Add it to: /etc/apt/sources.list

Code: Select all

deb http&#58;//ppa.launchpad.net/nitrof22/ppa/ubuntu lucid main 
deb-src http&#58;//ppa.launchpad.net/nitrof22/ppa/ubuntu lucid main 
The install gdb

Code: Select all

sudo apt-get install gdb
OK, after an extra "apt-get update" this worked. So I managed to obtain a gdb on that machine now. Thanks!

Fortunately -g is amongst the standard flags for compiling, in the Makefile. I also removed the catching of SIGSEGV, and set unlimited core dumps.

Now it is just a matter of waiting for it to segfault again. You are all invited to log in and start games, in order to stress it!
Sven
Posts: 4052
Joined: Thu May 15, 2008 9:57 pm
Location: Berlin, Germany
Full name: Sven Schüle

Re: Help request for debugging ICS

Post by Sven »

I get "connection closed", is ICS already online?
Sven
Posts: 4052
Joined: Thu May 15, 2008 9:57 pm
Location: Berlin, Germany
Full name: Sven Schüle

Re: Help request for debugging ICS

Post by Sven »

Sven Schüle wrote:I get "connection closed", is ICS already online?
I could also rephrase: did it crash already?
flok

Re: Help request for debugging ICS

Post by flok »

If you need more detailed debug info, try -ggdb3 instead of -g
User avatar
hgm
Posts: 27787
Joined: Fri Mar 10, 2006 10:06 am
Location: Amsterdam
Full name: H G Muller

Re: Help request for debugging ICS

Post by hgm »

Yes, it crashed already. Unfortunately I cannot find any core dump, even though I commented out the catching of SIGSEGV. I had hoped to do a post-mortem debug.
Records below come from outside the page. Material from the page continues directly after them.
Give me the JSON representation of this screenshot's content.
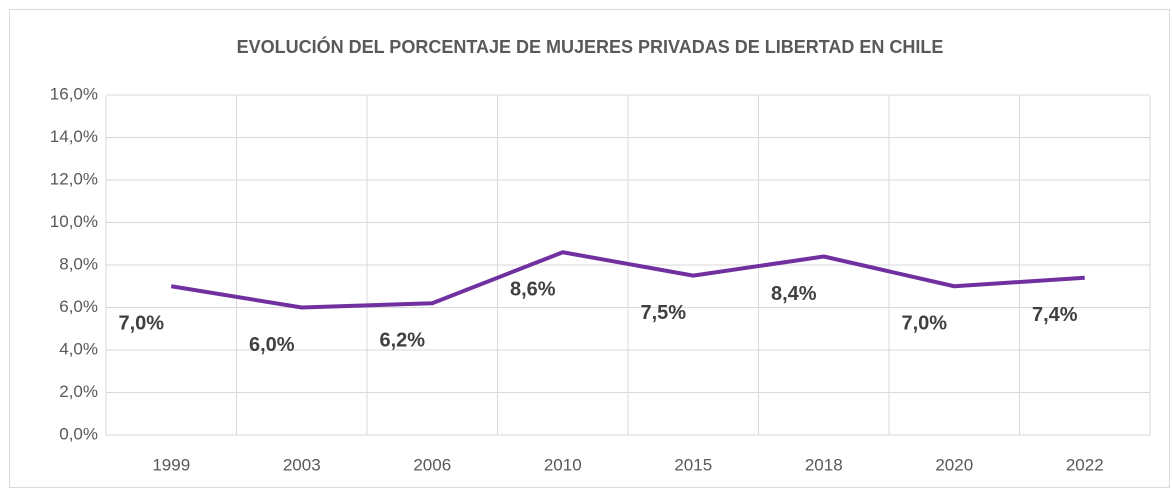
{
  "chart_data": {
    "type": "line",
    "title": "EVOLUCIÓN DEL PORCENTAJE DE MUJERES PRIVADAS DE LIBERTAD EN CHILE",
    "categories": [
      "1999",
      "2003",
      "2006",
      "2010",
      "2015",
      "2018",
      "2020",
      "2022"
    ],
    "series": [
      {
        "color": "#7030a0",
        "values": [
          7.0,
          6.0,
          6.2,
          8.6,
          7.5,
          8.4,
          7.0,
          7.4
        ],
        "value_labels": [
          "7,0%",
          "6,0%",
          "6,2%",
          "8,6%",
          "7,5%",
          "8,4%",
          "7,0%",
          "7,4%"
        ]
      }
    ],
    "ylim": [
      0,
      16
    ],
    "yticks": [
      {
        "value": 0,
        "label": "0,0%"
      },
      {
        "value": 2,
        "label": "2,0%"
      },
      {
        "value": 4,
        "label": "4,0%"
      },
      {
        "value": 6,
        "label": "6,0%"
      },
      {
        "value": 8,
        "label": "8,0%"
      },
      {
        "value": 10,
        "label": "10,0%"
      },
      {
        "value": 12,
        "label": "12,0%"
      },
      {
        "value": 14,
        "label": "14,0%"
      },
      {
        "value": 16,
        "label": "16,0%"
      }
    ],
    "grid": true
  }
}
I have restarted it now interactively under gdb. The problem will be to keep the ssh connection to the VPS through which I operate gdb open until the crash occurs, as it tends to time out when I just wait.
Volker Annuss
Posts: 180
Joined: Mon Sep 03, 2007 9:15 am

Re: Help request for debugging ICS

Post by Volker Annuss »

Try to compile the ICS with -g and run it under valgrind with

Code: Select all

valgrind --log-file=ics.log <your ICS start command>
and you'll get your stacktrace and more. See the valgrind manual for more options. Expect the ICS to run about 30 times slower than normal.
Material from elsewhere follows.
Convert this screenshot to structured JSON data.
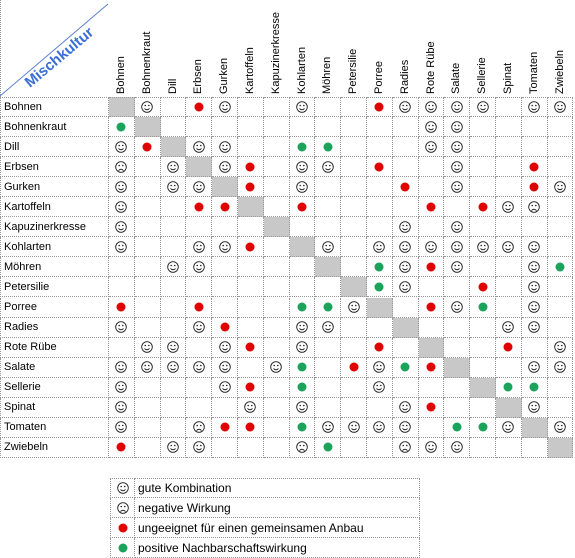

You can download valgrind from http://valgrind.org and install it with the triple jump

Code: Select all

./configure
make
make install
No need to get it from the old Ubuntu repositories.
User avatar
Evert
Posts: 2929
Joined: Sat Jan 22, 2011 12:42 am
Location: NL

Re: Help request for debugging ICS

Post by Evert »

hgm wrote:Yes, it crashed already. Unfortunately I cannot find any core dump, even though I commented out the catching of SIGSEGV. I had hoped to do a post-mortem debug.
Make sure core dumps are enabled (type "ulimit -c unlimited").